The challenge for these innovative vendors is holding their own against industry heavyweights that don't want to see their model succeed. "If I'm a storage vendor, I don't want organizations with thou-sands of users all sharing this common desktop image, and just using some technology up in the software stack to segment users and give them the customizations that they need," Wolf says. "I'd rather give every user a dedicated image just like I did in the physical desktop world, and simply sell you terabytes upon terabytes upon terabytes of storage to keep all that together."
Security issues are constant companions to new technologies, and VDI is no exception. Referring to VDI security points made by Bromium Inc. exec and former Citrix Data Center and Virtualization CTO Simon Crosby in a blog that went viral last October, Bartoletti says Crosby was describing a bifurcated VDI security environment in which the first segment is characterized by a large number of files and applications on a fat Windows desktop environment that's focused on access control and strong password protection. When that model is split, data and applications are stored in a datacenter and served via remote connections, which is theoretically more secure than the fat Windows desktop model, Bartoletti says.
However, more people are looking at that data on endpoint devices that still have to be secured, so it can be argued that this strategy adds another layer of security. Bartoletti says Crosby's point was simply to point out that the VDI architecture does not solve a security problem.
Bartoletti complements Wolf's comments and adds a new twist to the security story by saying the major security weakness in almost all large companies is their e-mail system. The companies have to provide their employees with it, and they can't be too restrictive when it comes to the kinds of attachments they allow. However, if they become too permissible, the floodgates can open.
"So I can attach an Excel spreadsheet with sales performance numbers to an e-mail, and there you go," he states. "Even though you're doing it through a locked-down corporate desktop, those are the types of security holes you've got to patch. Theoretically, it sounds more secure because people don't have a file written to the endpoint that they're carrying around. In reality, if they open up that application remotely, they can look at a document, access their e-mail, cut and paste between the two windows, and you have a big security hole." Once again, the point is that VDI doesn't inherently resolve security challenges.

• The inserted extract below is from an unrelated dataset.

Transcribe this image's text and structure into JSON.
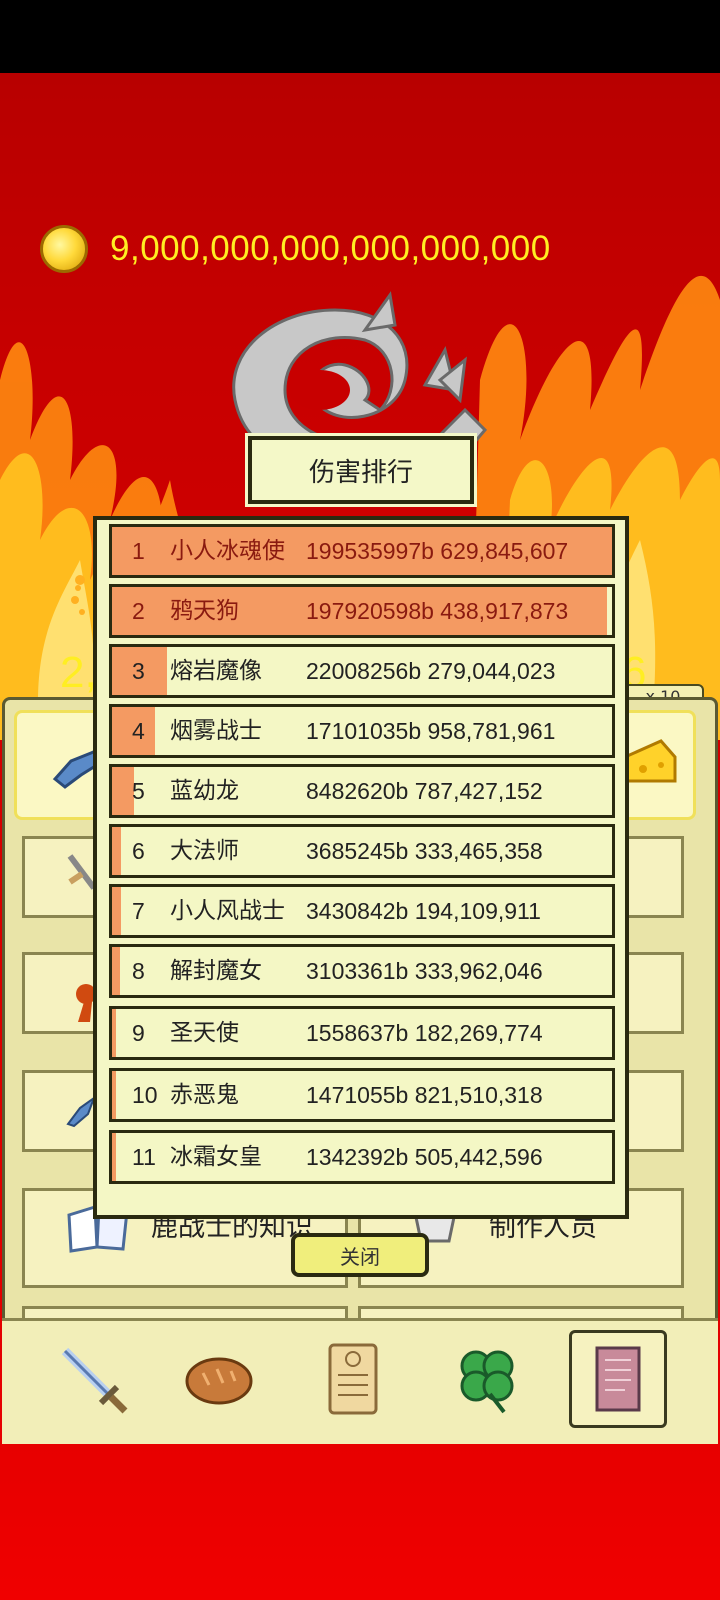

Miller says View allows him to turn PCs into zero clients for security purposes. "We can lock down a PC once; we can strip out any applications that are required to run any services; we can essentially dumb down the desktop to more of an embedded-type application, which greatly reduces the need to stay on top of that from a security standpoint," he notes, adding that zero clients in the field boot only to the virtual desktop image.
At this point in time, VDI is still maturing, and it's still too early to tell how it will evolve. On one side of the discussion, there's a dearth of compelling financial models outside of call centers, where workers sit in front of dedicated machines, working on a very limited set of applications. On the other side, VDI installations are thriving at large financial institutions and in colleges and universities.
Thousands of CIOs can't be wrong, and Wolf says they want to talk about what this technology means to them. That bodes well for the unforeseen future, which is enough to stir the pot for now. VDI is clearly viable.